My other daughter who HATES touching dirty dishes, and therefore always tries to make sure the dishwasher is “accepting dishes” made a sign for the door that’s held up by a magnetic clip, in hopes of reminding us to put our dishes in the washer and not the sink.
Over time, we’ve all come to rely on the sign to tell us what to do with our dishes, or who to answer to if we’ve done wrong.
It’s a system and it works, but it just doesn’t look very nice, in spite of her super cute drawing.
So I decided to try and craft a more permanent solution, and I made my own dishwasher magnet.
Yes, I know you can buy such magnets online, but what kind of DIY-er would I be if I just did that? (Maybe a smarter one, but that’s beside the point.)
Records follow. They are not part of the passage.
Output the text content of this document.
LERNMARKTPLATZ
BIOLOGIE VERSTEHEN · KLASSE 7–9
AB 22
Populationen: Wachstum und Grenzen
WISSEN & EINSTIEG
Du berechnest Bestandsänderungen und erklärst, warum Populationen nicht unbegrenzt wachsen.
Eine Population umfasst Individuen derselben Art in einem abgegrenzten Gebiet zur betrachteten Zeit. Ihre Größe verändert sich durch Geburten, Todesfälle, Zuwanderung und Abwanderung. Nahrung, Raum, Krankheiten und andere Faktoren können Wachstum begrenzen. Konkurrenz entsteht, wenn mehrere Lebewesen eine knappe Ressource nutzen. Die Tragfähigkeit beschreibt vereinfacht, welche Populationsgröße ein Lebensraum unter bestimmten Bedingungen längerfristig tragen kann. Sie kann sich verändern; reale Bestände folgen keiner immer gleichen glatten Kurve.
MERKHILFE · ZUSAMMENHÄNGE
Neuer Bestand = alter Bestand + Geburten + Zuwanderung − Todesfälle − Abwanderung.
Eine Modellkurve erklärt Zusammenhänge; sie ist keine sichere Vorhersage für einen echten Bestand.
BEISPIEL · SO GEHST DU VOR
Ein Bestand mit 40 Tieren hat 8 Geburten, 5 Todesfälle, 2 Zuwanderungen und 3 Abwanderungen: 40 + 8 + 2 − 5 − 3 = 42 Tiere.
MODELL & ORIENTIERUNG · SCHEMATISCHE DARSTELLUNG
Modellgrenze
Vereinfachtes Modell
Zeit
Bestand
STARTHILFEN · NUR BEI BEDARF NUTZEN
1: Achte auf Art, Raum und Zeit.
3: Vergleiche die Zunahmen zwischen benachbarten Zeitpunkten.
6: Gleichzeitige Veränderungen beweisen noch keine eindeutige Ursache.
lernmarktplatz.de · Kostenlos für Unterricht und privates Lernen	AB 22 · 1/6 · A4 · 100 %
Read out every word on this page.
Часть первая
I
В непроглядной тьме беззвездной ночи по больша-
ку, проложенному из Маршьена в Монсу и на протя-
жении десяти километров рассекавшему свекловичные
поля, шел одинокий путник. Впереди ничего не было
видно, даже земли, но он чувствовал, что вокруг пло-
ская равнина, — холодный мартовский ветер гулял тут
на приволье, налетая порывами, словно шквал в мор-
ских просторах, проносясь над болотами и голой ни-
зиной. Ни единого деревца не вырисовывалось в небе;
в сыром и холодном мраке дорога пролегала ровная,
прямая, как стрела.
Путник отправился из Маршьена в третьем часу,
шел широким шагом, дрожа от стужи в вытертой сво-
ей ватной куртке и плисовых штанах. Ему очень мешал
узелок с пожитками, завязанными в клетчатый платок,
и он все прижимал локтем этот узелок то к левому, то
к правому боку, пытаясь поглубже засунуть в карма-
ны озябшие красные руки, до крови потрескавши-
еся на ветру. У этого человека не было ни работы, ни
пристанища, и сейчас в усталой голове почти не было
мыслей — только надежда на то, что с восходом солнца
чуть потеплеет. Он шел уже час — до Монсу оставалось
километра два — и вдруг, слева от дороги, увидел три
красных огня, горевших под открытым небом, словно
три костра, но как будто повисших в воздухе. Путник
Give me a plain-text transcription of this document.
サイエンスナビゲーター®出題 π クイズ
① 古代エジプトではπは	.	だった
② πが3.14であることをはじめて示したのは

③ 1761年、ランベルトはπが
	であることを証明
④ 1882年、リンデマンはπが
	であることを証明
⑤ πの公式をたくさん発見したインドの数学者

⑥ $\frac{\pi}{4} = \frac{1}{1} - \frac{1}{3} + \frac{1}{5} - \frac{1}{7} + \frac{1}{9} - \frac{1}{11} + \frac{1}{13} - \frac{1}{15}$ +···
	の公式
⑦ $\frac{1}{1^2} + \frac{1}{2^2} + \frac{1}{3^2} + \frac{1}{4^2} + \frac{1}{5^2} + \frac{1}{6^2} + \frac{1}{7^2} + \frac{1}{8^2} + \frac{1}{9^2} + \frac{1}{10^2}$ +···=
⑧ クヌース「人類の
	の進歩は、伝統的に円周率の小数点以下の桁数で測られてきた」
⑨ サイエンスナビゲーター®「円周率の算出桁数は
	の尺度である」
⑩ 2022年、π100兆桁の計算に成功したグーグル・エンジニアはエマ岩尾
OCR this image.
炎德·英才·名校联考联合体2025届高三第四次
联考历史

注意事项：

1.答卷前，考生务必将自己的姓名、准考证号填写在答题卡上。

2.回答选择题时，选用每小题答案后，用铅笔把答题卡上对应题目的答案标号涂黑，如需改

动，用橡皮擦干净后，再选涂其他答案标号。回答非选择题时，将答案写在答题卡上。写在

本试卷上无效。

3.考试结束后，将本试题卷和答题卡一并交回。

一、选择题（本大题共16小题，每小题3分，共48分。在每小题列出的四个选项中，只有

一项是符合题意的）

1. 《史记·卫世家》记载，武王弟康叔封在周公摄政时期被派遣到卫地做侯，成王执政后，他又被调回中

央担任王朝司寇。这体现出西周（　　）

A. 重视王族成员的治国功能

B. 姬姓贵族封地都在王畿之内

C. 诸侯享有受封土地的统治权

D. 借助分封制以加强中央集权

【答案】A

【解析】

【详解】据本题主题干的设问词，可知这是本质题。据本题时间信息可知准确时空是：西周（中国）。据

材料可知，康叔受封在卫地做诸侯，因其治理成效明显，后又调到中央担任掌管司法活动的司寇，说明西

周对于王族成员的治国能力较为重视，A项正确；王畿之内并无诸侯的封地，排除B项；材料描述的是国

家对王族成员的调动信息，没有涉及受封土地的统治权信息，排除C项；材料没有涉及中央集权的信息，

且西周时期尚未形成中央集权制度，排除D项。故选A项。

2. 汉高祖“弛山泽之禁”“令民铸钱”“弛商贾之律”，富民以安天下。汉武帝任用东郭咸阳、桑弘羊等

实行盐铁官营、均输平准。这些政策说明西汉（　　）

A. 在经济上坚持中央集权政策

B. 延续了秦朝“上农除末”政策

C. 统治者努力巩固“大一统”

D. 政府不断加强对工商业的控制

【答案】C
Anyway, if you find yourself in the same position, feel free to use this free printable to make your own dishwasher magnet.
DIY Dishwasher Magnet
For this easy craft project, you’ll simply need a self adhesive magnet sheet, a pair of scissors, and access to a black and white (or color) printer.
First, print out your printable, following these instructions.
I’ve included two designs, mostly because I couldn’t decide which one I wanted to use. The rectangular design will be easier to cut, but the circular design is so cute. I think I’m going with the circular one for now.
Next, cut out along the edge of the printed area.
Peel off the cover of the self adhesive backing from the magnet and carefully stick the printable onto the magnet. (Try flexing the paper so the middle touches the adhesive surface first, and then work out to the edges.) Use your fingers to smooth out the paper on the magnet.
Bonus Step: I went ahead and covered mine with a coat of Mod Podge to keep water and smudgy fingers off the paper.
That’s it! So easy, and now so cute. The hard part is training your family to use it!
By the way, if you like my tea towel, you can make one like it using this block printing tutorial.
Happy dishwashing! (Or better yet, happy NOT dishwashing, once you get your family trained.)
- Print out the free printable page on a black and white or color printer. There are two designs to choose from on one page.
- Cut out around the dotted lines of the design you want to you.
- Remove the self-adhesive backing from the magnet sheet. (If you're using a larger sheet, cut it down to the size you need to conserve the rest of the magnet for another project.
- Stick your printed cut-out to the magnetic sheet, smoothing from the middle to the outside edges.
- Optional: Cover the paper side with a coat of ModPodge to protect against water and smudges.
When you're affixing the paper to the magnet, it helps to slightly bend the paper up at the edges, so the middle part touches the adhesive first. Then work your way toward the edges. This will prevent air bubbles.